In a second independent study, published at the same time, the researchers mapped the data from early infections in Wuhan and mapped it by neighborhood. Thus they discovered that the highest density of cases in Wuhan was concentrated around the market, not only among workers or people who had direct ties to the people who worked there; but, far more important, they found that the people most affected in the pandemic trigger were very specifically associated with frequenting immediately prior to symptoms those parts of the market where wild animals were sold, including raccoon dogs and other SARS-susceptible animals. CoV-2. Now, the data anticipated on March 18 by the service of "the Atlantic", confirmed by the Chinese government, have added a further element: contradicting their own previous data, in the samples taken from the Huanan market around the beginning of the epidemic, for example from some cages used to keep animals alive, viral RNA has now been found to have a strong association with their DNA, and especially of raccoon dogs.

It is as if, at the scene of a crime, we find the DNA of a perpetrator and his victim in association: it is a rather strong link between pathogen and vector, a stronger link than those that have emerged so far. Although, up to this point, except in cases where susceptible animals had been experimentally infected, it has never been found in Wuhan, and in the Huanan market, the genome of the virus in animal tissues, the association between cages, DNA of susceptible animals (known to be imported into Wuhan from farms also located near the famous bat crowns, and known to be infectable by bats) and viruses is robust enough. This is certainly, once again, circumstantial evidence, albeit stronger than the previous ones: it does not exclude, for example, that human beings infected raccoon dogs in the early days of the pandemic.
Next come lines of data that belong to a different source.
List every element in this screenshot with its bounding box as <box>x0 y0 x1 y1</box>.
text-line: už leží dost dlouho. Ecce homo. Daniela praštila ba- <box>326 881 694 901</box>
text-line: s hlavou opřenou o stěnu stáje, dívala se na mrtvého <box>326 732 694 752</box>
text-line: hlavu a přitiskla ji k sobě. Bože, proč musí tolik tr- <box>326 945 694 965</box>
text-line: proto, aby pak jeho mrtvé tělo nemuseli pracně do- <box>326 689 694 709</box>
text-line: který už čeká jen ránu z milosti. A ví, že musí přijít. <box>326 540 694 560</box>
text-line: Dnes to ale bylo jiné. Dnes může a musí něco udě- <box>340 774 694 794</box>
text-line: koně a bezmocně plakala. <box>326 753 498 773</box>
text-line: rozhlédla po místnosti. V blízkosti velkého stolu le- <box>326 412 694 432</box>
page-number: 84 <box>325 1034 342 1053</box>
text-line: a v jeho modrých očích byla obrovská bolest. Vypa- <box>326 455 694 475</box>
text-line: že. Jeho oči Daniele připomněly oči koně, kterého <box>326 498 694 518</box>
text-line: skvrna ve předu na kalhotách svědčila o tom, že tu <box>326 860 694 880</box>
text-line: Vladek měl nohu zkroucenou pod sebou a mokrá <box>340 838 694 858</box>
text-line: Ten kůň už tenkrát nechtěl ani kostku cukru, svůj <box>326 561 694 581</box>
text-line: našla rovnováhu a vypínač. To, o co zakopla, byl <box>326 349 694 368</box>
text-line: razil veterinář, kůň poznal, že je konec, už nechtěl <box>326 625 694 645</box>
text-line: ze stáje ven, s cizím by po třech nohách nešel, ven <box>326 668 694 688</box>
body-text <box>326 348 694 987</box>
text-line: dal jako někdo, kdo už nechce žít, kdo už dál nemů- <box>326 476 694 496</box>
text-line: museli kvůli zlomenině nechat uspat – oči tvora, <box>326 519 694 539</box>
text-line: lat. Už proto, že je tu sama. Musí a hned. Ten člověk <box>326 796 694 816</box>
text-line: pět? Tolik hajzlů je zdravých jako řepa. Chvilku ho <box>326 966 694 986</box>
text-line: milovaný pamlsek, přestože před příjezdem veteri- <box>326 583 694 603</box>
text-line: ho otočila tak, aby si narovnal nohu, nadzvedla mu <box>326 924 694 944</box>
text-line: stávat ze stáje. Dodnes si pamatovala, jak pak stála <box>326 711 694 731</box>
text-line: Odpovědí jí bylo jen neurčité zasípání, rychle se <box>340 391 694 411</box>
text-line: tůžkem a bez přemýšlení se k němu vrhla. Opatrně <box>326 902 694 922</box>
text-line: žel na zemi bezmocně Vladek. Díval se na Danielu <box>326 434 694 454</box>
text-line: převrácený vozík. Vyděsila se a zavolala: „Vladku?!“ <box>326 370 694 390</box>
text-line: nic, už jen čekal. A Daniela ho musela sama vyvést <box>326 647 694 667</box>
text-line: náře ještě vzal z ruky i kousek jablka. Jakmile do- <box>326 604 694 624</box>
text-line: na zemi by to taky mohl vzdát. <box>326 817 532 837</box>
For this reason, those who believe that the problem of the origin of the pandemic has now been definitively resolved and that the mechanism that led to its triggering has been identified is mistaken; and yet the bulk of the evidence we have today, and the bulk of the scientific community, leans ever more decisively towards the hypothesis of a zoonosis that started from the Wuhan market.

Net of bizarre hypotheses based on erroneous analyzes of the viral genome sequence, aimed at demonstrating the laboratory construction of the virus (for which other elements of fact would be needed), those who support alternative hypotheses, including a minority of American government agencies, claims to have decisive evidence capable of being compatible with the published facts, but of tipping the balance in favor of the theory of an accidental leak from a Wuhan lab. However, until such evidence is produced, and net of the very numerous obstacles placed so far by the Chinese to clarify what really happened, the evidence is decidedly in favor of a contagion that started from the cages of the Huanan market; without therefore flaunting who knows what definitive data, it is good to consider that, also in the light of the very latest data, the problem of zoonoses due to the excessive contact between human populations and wild animals is an urgency that requires the immediate reconsideration of all breeding, sale and domestic keeping of at least certain species.